Thousand Kilometer Deep Magma Ocean Helps Establish the Moon’s Birth Date, Study Says


The new research postulates that the molten magma that covered the moon upon its formation took “almost 200 million years” to solidify into mantle rock.

A team of researchers from the German Aerospace Center (DLR) and the University of Munster has established that the moon apparently formed tens of millions years later than it was originally believed, reports.

As the media outlet points out, even though “most scientists” do agree on how the moon came into being, the exact details of this process and its timing are a whole different matter.

Previous assumptions about the moon’s formation “were based on an age of 4.51 billion years”, the media outlet notes, while the team’s calculations place the collision event in question some 85 million years later.

The material that was ejected into space from Earth during the collision then settled into a ring of dust around our planet, eventually coalescing into what eventually became the moon, with study co-author Doris Breuer from DLR Institute of Planetary Research saying that “the moon was formed in a short time, probably in just a few thousand years”.

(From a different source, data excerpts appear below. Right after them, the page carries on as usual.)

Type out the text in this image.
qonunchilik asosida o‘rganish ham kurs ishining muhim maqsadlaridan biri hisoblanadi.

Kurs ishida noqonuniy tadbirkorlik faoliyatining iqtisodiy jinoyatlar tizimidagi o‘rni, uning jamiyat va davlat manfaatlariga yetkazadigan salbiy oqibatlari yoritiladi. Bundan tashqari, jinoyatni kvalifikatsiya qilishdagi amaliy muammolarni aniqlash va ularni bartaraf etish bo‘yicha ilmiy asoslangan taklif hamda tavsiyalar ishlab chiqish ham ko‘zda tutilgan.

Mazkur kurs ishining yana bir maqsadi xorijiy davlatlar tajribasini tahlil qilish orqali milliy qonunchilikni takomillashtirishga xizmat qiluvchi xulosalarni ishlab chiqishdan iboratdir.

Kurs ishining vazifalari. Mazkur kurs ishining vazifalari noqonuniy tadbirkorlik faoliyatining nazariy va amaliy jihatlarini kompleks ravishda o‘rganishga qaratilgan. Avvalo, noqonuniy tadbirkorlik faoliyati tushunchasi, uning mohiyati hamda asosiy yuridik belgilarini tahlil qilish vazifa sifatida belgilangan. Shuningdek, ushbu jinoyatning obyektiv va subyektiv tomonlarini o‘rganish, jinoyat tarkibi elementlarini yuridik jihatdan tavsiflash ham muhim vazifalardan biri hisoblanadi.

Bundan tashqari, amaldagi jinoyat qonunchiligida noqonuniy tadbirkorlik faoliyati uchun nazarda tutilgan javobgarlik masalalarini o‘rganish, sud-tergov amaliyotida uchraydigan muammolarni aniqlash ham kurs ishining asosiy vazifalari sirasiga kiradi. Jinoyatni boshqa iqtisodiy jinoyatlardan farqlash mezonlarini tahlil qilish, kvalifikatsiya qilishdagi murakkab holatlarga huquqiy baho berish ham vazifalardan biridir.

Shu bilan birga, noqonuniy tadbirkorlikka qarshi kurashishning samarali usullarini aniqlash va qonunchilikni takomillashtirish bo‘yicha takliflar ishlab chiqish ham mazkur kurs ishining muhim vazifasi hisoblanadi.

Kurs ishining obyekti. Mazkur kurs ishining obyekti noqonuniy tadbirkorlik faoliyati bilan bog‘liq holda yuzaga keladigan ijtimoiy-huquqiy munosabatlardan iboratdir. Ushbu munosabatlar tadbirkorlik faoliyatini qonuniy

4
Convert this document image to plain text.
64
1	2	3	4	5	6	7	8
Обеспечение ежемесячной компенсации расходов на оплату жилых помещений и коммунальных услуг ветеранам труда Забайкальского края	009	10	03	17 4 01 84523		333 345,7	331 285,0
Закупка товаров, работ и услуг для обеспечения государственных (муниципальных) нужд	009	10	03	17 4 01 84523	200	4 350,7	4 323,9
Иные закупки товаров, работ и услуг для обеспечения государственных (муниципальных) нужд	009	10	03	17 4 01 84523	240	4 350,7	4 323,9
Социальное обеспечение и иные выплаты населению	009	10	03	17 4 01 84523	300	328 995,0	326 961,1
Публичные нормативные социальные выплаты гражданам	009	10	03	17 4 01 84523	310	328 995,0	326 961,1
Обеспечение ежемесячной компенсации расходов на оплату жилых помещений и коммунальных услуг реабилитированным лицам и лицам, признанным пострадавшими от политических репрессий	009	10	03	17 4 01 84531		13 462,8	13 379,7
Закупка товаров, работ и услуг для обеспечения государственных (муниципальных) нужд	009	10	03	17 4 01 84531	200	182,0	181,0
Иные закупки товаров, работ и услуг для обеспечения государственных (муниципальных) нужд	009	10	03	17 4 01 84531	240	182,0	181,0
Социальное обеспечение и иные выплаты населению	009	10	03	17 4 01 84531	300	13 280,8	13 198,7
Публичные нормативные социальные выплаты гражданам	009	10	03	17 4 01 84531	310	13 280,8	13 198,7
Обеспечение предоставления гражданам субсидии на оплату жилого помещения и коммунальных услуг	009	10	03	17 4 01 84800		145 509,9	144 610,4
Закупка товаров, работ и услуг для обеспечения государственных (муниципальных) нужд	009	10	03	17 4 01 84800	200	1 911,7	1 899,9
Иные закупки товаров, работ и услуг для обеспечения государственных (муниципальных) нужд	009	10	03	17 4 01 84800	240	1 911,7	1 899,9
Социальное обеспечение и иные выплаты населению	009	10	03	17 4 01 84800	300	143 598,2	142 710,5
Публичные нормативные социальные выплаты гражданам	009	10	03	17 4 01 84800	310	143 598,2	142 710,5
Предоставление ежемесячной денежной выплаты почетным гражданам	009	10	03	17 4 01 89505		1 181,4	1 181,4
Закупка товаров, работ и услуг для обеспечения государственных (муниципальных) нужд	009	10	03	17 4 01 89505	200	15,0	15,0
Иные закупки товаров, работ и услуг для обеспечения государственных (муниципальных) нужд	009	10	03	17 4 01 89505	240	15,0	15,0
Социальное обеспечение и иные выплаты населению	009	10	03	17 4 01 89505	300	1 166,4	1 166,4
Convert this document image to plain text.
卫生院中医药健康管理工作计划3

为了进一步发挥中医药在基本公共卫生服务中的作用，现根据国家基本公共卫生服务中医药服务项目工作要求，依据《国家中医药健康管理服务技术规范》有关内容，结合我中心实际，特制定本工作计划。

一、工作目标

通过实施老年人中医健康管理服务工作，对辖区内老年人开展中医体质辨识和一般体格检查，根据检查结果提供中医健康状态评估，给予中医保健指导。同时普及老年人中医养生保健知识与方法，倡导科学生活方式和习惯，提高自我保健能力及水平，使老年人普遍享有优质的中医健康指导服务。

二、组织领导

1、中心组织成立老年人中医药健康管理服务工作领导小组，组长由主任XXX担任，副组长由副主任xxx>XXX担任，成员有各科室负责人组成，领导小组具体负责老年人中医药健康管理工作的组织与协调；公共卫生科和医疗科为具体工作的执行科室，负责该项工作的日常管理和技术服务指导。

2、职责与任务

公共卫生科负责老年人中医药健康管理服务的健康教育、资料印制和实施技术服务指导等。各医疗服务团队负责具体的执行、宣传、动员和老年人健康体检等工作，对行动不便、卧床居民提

Upon formation, the moon apparently ended up covered by a magma ocean over a thousand kilometers deep, with the researchers managing to determine how long it took the magma to solidify completely, via computer modeling.

The team was also able to “discovered a drastic change in the composition of the remaining magma ocean as solidification progressed”, as the media outlet put it, with study co-author Sabrina Schwinger stating that “comparing the measured composition of the moon’s rocks with the predicted composition of the magma ocean” from their model allowed them to “trace the evolution of the ocean back to its starting point, the time at which the moon was formed”.